The appellant expressly requested the VA to obtain the veteran’s service records. Because paragraph 5.11 is not a valid provision, the VA could not rely solely upon the DNA’s certification that there was no evidence that the veteran had participated in a radiation-risk activity. Accordingly, the VA had a duty to pursue other possible sources of evidence in fulfillment of its duty to assist the appellant to develop her well-grounded claim. 38 U.S.C. § 5107; Littke v. Derwinski, 1 Vet.App. 90 (1990); 38 C.F.R. § 3.159 (1993); 38 C.F.R. § 3.303(a). However, the VA did not indicate that it had pursued any other sources of evidence, such as temporary duty orders directing the veteran to Nagasaki, and the record does not show the extent to which the DNA pursued any other records. Therefore, the Court cannot determine whether the Secretary’s duty to assist has been carried out. See Godwin v. Derwinski, 1 Vet.App. 419, 425 (1991) (“Inherent in the duty-to-assist obligation and the Gilbert [v. Derwinski, 1 Vet.App. 49, 56-57 (1990) ] explanation mandate is a requirement for the Secretary to respond to a claimant’s request for VA assistance one way or the other.”). Furthermore, the VA did not assess the credibility of her testimony that the veteran had served in Nagasaki or address the application of the benefit of the doubt to her case.

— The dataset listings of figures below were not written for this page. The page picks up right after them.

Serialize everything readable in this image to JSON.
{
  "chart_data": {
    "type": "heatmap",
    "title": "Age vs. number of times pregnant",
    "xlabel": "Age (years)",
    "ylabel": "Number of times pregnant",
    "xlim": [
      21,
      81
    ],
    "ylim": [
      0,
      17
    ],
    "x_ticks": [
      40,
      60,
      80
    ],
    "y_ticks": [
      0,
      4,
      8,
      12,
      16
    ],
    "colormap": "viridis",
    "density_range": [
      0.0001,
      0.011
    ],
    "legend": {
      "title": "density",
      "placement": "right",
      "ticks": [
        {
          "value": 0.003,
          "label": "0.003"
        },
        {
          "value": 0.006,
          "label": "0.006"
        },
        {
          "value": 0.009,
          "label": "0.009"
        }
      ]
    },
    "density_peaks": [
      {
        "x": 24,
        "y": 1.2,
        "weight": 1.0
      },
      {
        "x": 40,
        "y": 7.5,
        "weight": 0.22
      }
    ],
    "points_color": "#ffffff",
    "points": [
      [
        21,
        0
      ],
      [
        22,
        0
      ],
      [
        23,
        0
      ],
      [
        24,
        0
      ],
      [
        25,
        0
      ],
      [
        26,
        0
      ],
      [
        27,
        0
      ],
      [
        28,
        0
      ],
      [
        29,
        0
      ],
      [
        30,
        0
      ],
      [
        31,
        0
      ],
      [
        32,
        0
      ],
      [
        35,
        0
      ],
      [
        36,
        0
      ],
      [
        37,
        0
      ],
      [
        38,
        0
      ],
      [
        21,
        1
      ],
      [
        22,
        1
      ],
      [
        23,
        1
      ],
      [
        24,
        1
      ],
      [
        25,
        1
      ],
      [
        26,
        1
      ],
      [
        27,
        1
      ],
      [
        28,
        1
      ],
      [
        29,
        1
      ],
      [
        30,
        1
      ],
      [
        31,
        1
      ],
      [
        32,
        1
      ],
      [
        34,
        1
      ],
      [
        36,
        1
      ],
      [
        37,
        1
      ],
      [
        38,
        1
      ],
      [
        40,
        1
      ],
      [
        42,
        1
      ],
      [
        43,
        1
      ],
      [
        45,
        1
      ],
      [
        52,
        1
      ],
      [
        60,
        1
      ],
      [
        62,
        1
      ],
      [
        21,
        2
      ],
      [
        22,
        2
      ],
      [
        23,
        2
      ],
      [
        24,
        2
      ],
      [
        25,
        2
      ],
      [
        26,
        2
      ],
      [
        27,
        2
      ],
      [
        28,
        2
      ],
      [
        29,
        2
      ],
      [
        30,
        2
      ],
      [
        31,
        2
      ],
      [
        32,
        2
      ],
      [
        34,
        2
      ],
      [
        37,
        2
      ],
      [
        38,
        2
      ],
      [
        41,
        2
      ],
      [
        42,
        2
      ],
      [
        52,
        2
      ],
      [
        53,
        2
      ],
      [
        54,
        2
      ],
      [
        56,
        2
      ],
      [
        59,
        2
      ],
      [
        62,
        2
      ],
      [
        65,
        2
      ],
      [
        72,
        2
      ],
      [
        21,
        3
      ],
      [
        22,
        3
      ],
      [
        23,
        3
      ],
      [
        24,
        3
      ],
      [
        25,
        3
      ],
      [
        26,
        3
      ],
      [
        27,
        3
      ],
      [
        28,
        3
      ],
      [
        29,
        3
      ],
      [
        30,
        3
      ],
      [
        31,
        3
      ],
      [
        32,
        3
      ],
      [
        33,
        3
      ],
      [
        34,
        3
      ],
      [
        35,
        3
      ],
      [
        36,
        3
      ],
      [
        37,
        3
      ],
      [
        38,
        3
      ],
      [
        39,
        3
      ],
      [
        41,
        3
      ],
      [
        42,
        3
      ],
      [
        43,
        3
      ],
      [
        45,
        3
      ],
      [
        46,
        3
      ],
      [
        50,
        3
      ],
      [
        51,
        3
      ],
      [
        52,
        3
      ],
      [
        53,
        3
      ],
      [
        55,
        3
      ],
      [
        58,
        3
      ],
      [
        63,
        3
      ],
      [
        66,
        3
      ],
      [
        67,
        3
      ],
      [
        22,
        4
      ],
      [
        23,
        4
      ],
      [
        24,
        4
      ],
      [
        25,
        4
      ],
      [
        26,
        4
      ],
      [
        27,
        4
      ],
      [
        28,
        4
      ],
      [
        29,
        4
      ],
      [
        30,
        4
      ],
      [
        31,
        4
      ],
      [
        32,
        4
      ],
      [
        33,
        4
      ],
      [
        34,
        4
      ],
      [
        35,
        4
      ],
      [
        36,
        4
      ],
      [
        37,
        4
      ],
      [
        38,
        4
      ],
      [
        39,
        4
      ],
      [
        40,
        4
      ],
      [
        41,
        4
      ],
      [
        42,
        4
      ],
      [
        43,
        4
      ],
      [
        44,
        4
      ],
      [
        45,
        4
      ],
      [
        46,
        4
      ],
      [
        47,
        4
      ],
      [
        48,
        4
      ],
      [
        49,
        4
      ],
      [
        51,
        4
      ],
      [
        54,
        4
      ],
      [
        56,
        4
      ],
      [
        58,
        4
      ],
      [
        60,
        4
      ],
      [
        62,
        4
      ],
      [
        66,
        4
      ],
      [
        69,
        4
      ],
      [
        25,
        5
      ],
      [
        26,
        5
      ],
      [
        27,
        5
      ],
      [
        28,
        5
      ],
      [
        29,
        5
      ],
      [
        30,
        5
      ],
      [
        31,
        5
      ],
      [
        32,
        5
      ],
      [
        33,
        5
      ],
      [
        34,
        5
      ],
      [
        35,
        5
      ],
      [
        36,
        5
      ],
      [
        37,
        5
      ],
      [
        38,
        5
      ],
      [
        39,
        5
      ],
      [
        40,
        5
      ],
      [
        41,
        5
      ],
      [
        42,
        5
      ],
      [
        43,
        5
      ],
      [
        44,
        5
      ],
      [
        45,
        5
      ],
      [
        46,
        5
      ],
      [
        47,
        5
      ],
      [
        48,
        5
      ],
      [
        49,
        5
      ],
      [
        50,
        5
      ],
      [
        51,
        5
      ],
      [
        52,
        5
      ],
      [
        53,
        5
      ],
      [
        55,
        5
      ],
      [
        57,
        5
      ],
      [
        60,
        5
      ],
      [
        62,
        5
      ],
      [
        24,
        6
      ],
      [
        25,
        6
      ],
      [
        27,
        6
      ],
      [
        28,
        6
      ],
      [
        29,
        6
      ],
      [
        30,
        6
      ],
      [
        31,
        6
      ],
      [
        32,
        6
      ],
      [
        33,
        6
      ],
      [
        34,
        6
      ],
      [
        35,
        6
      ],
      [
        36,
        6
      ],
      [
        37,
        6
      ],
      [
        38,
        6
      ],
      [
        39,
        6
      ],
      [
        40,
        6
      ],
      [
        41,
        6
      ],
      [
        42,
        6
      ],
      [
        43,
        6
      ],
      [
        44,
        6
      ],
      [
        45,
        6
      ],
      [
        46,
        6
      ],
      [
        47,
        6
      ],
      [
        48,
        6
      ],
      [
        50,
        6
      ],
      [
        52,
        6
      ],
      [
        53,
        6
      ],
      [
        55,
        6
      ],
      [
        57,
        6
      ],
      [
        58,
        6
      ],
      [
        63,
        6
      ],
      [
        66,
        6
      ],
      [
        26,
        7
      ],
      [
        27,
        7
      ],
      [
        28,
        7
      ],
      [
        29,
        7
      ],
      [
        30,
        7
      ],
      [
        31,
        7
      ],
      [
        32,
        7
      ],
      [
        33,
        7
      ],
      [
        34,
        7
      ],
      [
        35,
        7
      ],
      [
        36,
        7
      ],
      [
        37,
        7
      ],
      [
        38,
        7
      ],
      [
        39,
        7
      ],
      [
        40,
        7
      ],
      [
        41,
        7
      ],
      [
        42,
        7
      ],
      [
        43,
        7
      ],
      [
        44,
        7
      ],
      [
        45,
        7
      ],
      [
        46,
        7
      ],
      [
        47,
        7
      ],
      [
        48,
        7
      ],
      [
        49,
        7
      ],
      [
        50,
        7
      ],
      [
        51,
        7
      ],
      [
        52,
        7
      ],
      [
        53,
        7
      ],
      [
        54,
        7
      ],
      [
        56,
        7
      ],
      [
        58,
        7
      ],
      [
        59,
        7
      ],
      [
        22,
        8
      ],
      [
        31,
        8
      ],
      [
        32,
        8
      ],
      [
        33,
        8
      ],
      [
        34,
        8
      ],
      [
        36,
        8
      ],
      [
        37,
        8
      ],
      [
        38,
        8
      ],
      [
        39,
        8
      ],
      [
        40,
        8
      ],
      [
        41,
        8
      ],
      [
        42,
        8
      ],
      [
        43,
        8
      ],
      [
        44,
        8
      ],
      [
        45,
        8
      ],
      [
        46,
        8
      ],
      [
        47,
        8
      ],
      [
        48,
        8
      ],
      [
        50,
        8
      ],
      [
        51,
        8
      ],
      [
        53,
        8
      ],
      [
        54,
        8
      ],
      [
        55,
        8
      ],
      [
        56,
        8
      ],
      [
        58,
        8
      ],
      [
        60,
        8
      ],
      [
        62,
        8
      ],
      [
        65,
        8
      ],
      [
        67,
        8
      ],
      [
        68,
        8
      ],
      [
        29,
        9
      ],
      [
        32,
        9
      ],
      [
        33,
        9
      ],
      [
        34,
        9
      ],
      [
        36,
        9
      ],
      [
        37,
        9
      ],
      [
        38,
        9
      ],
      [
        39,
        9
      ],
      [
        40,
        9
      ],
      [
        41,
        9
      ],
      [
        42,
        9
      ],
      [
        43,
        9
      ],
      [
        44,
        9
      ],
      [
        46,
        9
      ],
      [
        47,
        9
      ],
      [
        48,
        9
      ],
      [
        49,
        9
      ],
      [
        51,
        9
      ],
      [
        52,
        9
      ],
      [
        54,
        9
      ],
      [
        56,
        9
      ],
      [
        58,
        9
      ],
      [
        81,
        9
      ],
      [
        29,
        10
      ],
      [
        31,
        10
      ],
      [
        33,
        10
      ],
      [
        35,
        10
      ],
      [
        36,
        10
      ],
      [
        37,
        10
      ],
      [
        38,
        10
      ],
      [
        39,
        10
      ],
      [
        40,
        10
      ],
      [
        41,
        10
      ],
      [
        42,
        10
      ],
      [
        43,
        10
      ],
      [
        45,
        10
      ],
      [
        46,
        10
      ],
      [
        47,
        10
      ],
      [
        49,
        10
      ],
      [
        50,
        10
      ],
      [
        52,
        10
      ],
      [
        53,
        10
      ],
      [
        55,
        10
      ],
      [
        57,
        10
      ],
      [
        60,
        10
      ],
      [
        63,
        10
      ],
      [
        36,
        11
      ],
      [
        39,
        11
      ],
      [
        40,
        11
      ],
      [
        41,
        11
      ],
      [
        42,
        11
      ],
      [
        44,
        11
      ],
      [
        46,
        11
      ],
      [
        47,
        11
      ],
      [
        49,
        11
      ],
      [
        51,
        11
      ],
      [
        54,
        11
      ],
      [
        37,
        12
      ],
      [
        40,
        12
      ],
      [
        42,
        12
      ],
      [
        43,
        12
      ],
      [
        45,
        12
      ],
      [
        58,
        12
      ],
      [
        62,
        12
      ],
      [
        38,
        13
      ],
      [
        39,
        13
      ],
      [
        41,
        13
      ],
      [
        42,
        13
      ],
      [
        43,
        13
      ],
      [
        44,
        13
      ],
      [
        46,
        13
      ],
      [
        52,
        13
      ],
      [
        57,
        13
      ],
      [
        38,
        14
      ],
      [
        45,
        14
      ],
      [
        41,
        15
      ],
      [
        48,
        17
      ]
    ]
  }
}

On remand, the VA will assist the appellant to develop her claim that her husband served in a Nagasaki hospital, and the Board will have an opportunity to assess the credibility of her testimony to that effect, and apply the benefit of the doubt if it finds the evidence to be in relative equipoise. See Cartright, 2 Vet.App. at 25-26; Gilbert, 1 Vet.App. at 53-56.

III. Conclusion

Upon consideration of the record, the appellant’s brief and reply brief, and the Secretary’s brief, the Court holds that para. 5.11c(3)(a)-(b) of the M21-1 Manual Part III was adopted “without observance of procedure required by law” and is therefore “unlawful and set aside.” 38 U.S.C. § 7261(a)(3)(D). Consequently, the May 4, 1992, decision of the Board of Veterans’ Appeals is VACATED and REMANDED for further development and readjudication consistent with this opinion.